しかし、一般的にバガースタイルと呼ばれるモデルは、単純にパニアケースを装着したツーリングモデルを呼ぶのではなく、それをさらにカスタマイズしたもの。ロー&ロングというカスタムではおなじみのスタイルではあるが、そこに積載能力も併せ持つもの。そんなバガーのBMW流の答えがこのマシンということだろう。

そのスタイリングは実に流麗。ワイルドかつゴージャスでありつつも、アウトローの乗るマシンではないといった上品さも感じさせる。車格は大柄だが、低めのシート高により、165cmの身長でも足つきに不安はない。ハンドル位置もさほど遠くなく、取り回しに苦労しそうなプレッシャーはない。

エンジンを始動すると、重厚で存在感のあるサウンドを放つ。アクセルをブリッピングすると、フゥウォン! と、まさに咆哮と呼べるエギゾーストノートを奏でる。このサウンドだけでも買う価値があると思わせるほどの音色である。しかもそこに野蛮な要素は感じられない。ここでも気品を感じさせるのだ。

クラッチを丁寧に繋ぐと、アイドリング状態からでも重量のある車体を軽々と発進させる。驚くほどシルキーで滑らかな吹け上がり。そのスタイリングからエキスパートの乗る……とイメージされがちな同車であるが、呆気ないほどイージーな取り回しとのギャップが面白い。

通常、ローダウンに伴うサスペンションのショート化は乗り心地の低下を招くことにつながり易いが、じつはこのマシン、ベースモデルとなるGTと、サスペンショントラベル自体に変更はない。全体的に低くみえるのは、リア周りの大胆な設計によるもので、ストロークをしっかり確保している恩恵が乗り心地にも現れているのだ。

そして、専用設定となる電子制御サスペンションに加えて、BMW独自のサスペンションシステム、デュオレバーによってそのしなやかさは、猫脚と評したいほど。

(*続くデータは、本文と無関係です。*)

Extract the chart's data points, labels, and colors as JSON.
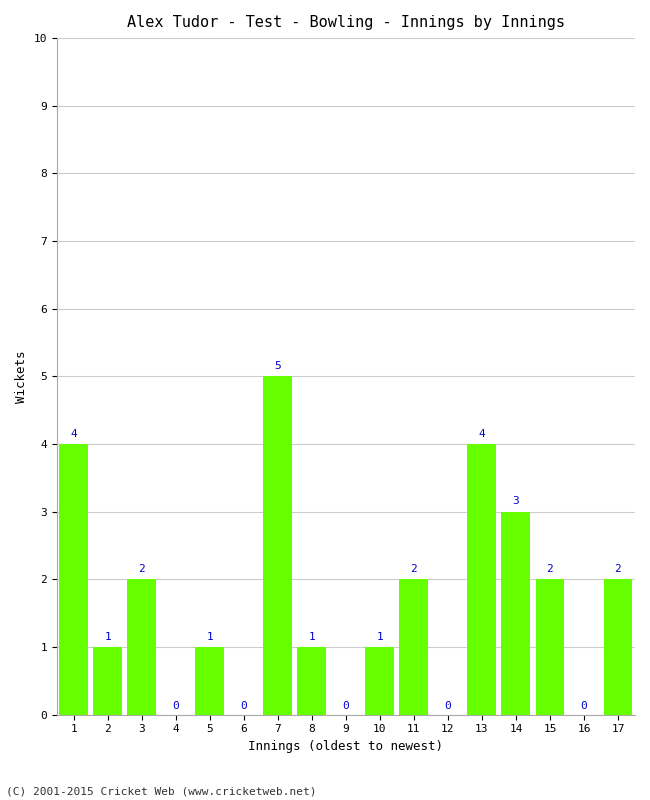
{
  "title": "Alex Tudor - Test - Bowling - Innings by Innings",
  "xlabel": "Innings (oldest to newest)",
  "ylabel": "Wickets",
  "categories": [
    "1",
    "2",
    "3",
    "4",
    "5",
    "6",
    "7",
    "8",
    "9",
    "10",
    "11",
    "12",
    "13",
    "14",
    "15",
    "16",
    "17"
  ],
  "values": [
    4,
    1,
    2,
    0,
    1,
    0,
    5,
    1,
    0,
    1,
    2,
    0,
    4,
    3,
    2,
    0,
    2
  ],
  "bar_color": "#66ff00",
  "label_color": "#0000cc",
  "ylim": [
    0,
    10
  ],
  "yticks": [
    0,
    1,
    2,
    3,
    4,
    5,
    6,
    7,
    8,
    9,
    10
  ],
  "grid_color": "#cccccc",
  "bg_color": "#ffffff",
  "title_fontsize": 11,
  "axis_label_fontsize": 9,
  "tick_fontsize": 8,
  "bar_label_fontsize": 8,
  "bar_width": 0.85,
  "footer": "(C) 2001-2015 Cricket Web (www.cricketweb.net)"
}
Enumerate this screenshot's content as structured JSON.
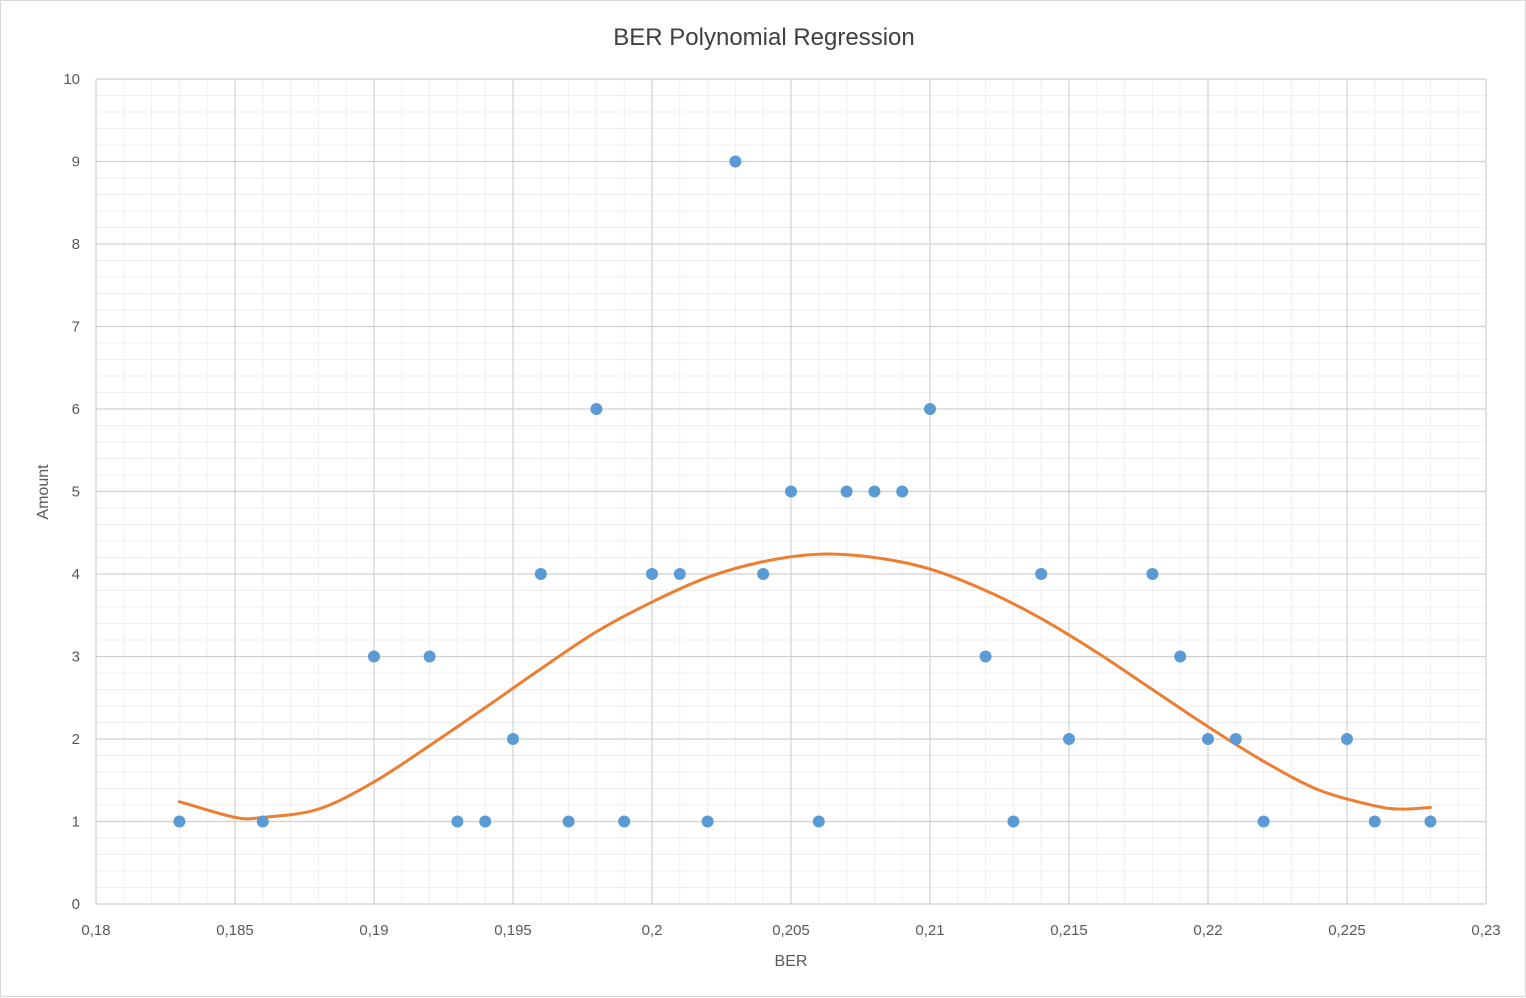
{
  "chart_data": {
    "type": "scatter",
    "title": "BER Polynomial Regression",
    "xlabel": "BER",
    "ylabel": "Amount",
    "xlim": [
      0.18,
      0.23
    ],
    "ylim": [
      0,
      10
    ],
    "x_ticks": [
      "0,18",
      "0,185",
      "0,19",
      "0,195",
      "0,2",
      "0,205",
      "0,21",
      "0,215",
      "0,22",
      "0,225",
      "0,23"
    ],
    "y_ticks": [
      "0",
      "1",
      "2",
      "3",
      "4",
      "5",
      "6",
      "7",
      "8",
      "9",
      "10"
    ],
    "grid": true,
    "legend": "none",
    "series": [
      {
        "type": "scatter",
        "color": "#5b9bd5",
        "points": [
          [
            0.183,
            1
          ],
          [
            0.186,
            1
          ],
          [
            0.19,
            3
          ],
          [
            0.192,
            3
          ],
          [
            0.193,
            1
          ],
          [
            0.194,
            1
          ],
          [
            0.195,
            2
          ],
          [
            0.196,
            4
          ],
          [
            0.197,
            1
          ],
          [
            0.198,
            6
          ],
          [
            0.199,
            1
          ],
          [
            0.2,
            4
          ],
          [
            0.201,
            4
          ],
          [
            0.202,
            1
          ],
          [
            0.203,
            9
          ],
          [
            0.204,
            4
          ],
          [
            0.205,
            5
          ],
          [
            0.206,
            1
          ],
          [
            0.207,
            5
          ],
          [
            0.208,
            5
          ],
          [
            0.209,
            5
          ],
          [
            0.21,
            6
          ],
          [
            0.212,
            3
          ],
          [
            0.213,
            1
          ],
          [
            0.214,
            4
          ],
          [
            0.215,
            2
          ],
          [
            0.218,
            4
          ],
          [
            0.219,
            3
          ],
          [
            0.22,
            2
          ],
          [
            0.221,
            2
          ],
          [
            0.222,
            1
          ],
          [
            0.225,
            2
          ],
          [
            0.226,
            1
          ],
          [
            0.228,
            1
          ]
        ]
      },
      {
        "type": "line",
        "color": "#ed7d31",
        "points": [
          [
            0.183,
            1.24
          ],
          [
            0.185,
            1.05
          ],
          [
            0.186,
            1.05
          ],
          [
            0.188,
            1.15
          ],
          [
            0.19,
            1.48
          ],
          [
            0.192,
            1.92
          ],
          [
            0.194,
            2.38
          ],
          [
            0.196,
            2.85
          ],
          [
            0.198,
            3.3
          ],
          [
            0.2,
            3.66
          ],
          [
            0.202,
            3.96
          ],
          [
            0.204,
            4.15
          ],
          [
            0.206,
            4.24
          ],
          [
            0.208,
            4.2
          ],
          [
            0.21,
            4.06
          ],
          [
            0.212,
            3.8
          ],
          [
            0.214,
            3.46
          ],
          [
            0.216,
            3.05
          ],
          [
            0.218,
            2.6
          ],
          [
            0.22,
            2.15
          ],
          [
            0.222,
            1.73
          ],
          [
            0.224,
            1.38
          ],
          [
            0.226,
            1.19
          ],
          [
            0.227,
            1.15
          ],
          [
            0.228,
            1.17
          ]
        ]
      }
    ]
  }
}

エンジン振動の少ない滑らかさと相まって、マジックカーペットに乗っているようなフィーリングなのである。

クラッチ操作を必要としないギアアシストプロにより、スコンスコンとギアを上げていく。ショックの伴わないシームレスさと、極低速域から発揮する頼もしいトルクによってなんともいえない上質なフィーリングが味わえる。

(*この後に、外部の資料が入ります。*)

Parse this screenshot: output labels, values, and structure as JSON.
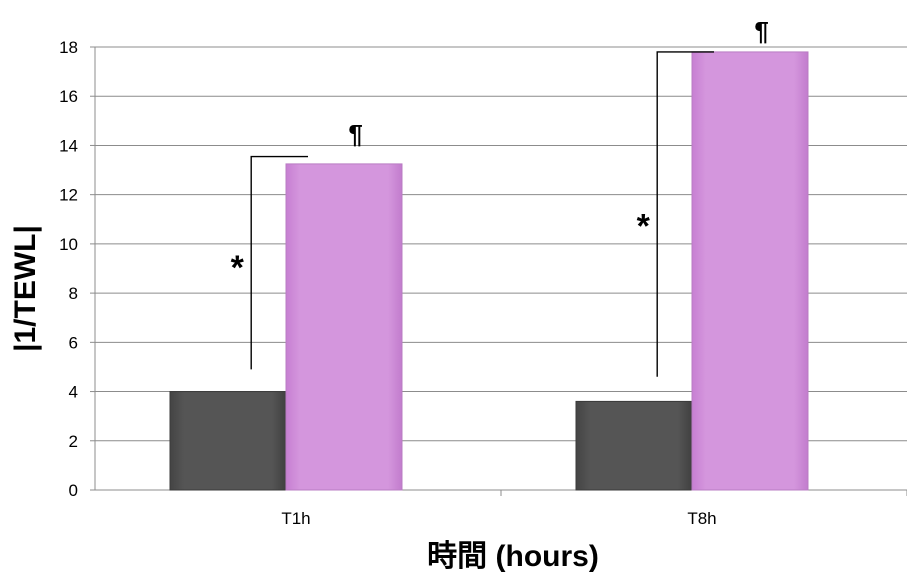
{
  "chart_data": {
    "type": "bar",
    "categories": [
      "T1h",
      "T8h"
    ],
    "series": [
      {
        "values": [
          4.0,
          3.6
        ],
        "color": "#555555"
      },
      {
        "values": [
          13.25,
          17.8
        ],
        "color": "#d496dd"
      }
    ],
    "xlabel": "時間 (hours)",
    "ylabel": "|1/TEWL|",
    "ylim": [
      0,
      18
    ],
    "yticks": [
      "0",
      "2",
      "4",
      "6",
      "8",
      "10",
      "12",
      "14",
      "16",
      "18"
    ],
    "grid": true,
    "legend": "none",
    "annotations": [
      {
        "category": "T1h",
        "bracket_from": 4.9,
        "bracket_to": 13.55,
        "star": "*",
        "pilcrow": "¶",
        "star_at": 9.3,
        "pilcrow_at": 14.5
      },
      {
        "category": "T8h",
        "bracket_from": 4.6,
        "bracket_to": 17.8,
        "star": "*",
        "pilcrow": "¶",
        "star_at": 11.0,
        "pilcrow_at": 18.7
      }
    ]
  }
}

例えば、ハーレーは退屈な直線路でも適度な鼓動感とサウンドで飽きさせないという手法をとるが、こちらはBMW流の味わいでこれに対抗している。さらに、それだけで満足させないプラスαがあることも見逃せない。

大柄な車体を感じさせないほどの軽快なハンドリングに驚く。そして、旋回中の接地感、安心感が抜群に高いことにさらに驚く。低い車高のマシンにありがちな、コーナーリングに神経を使うといったことがなく、純粋に楽しめてしまうほどスポーツ性が高いのである。

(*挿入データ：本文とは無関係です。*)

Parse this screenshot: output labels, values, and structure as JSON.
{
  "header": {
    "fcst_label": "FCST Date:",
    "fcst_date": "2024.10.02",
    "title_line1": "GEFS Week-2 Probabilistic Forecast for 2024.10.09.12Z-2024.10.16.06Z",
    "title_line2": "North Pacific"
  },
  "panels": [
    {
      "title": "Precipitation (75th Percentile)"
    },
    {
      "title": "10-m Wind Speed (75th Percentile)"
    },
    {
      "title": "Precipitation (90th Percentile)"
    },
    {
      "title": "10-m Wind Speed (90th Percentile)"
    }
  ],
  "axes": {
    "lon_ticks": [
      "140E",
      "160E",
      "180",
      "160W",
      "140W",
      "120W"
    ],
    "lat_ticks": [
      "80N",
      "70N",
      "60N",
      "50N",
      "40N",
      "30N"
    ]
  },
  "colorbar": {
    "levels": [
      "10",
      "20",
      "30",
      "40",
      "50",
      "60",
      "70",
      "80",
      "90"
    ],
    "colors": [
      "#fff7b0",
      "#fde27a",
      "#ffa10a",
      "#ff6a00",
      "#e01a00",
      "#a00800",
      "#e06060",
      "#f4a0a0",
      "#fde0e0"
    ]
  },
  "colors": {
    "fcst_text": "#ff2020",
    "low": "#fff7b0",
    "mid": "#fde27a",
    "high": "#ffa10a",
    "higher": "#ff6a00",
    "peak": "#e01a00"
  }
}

ロングホイールベースのマシンに多い剛性の頼りなさ=前後のホイールが別々に動いてしまうような兆候もなく、タイムラグを感じさせずしっかり狙ったラインをトレースしていく。

そしてエンジンの底力は凄まじく、アクセルをワイドオープンすれば振り落とされてしまいそうなほど恐ろしいダッシュ力を備えている。ジェントルと思っていたら……そんな二面性が魅力でもある。

安全性に関しては言わずもがなであり、強力なブレーキとともに高い剛性を確保。そして、ライディングをアシストする電子制御は最高級のものが備わっているのだ。

K1600GTに初めて乗った時「バケモノだ!」と思った記憶が蘇った。スタイリングからは想像出来ないトータル性能の高さ。そんな衝撃がここにも待っていた。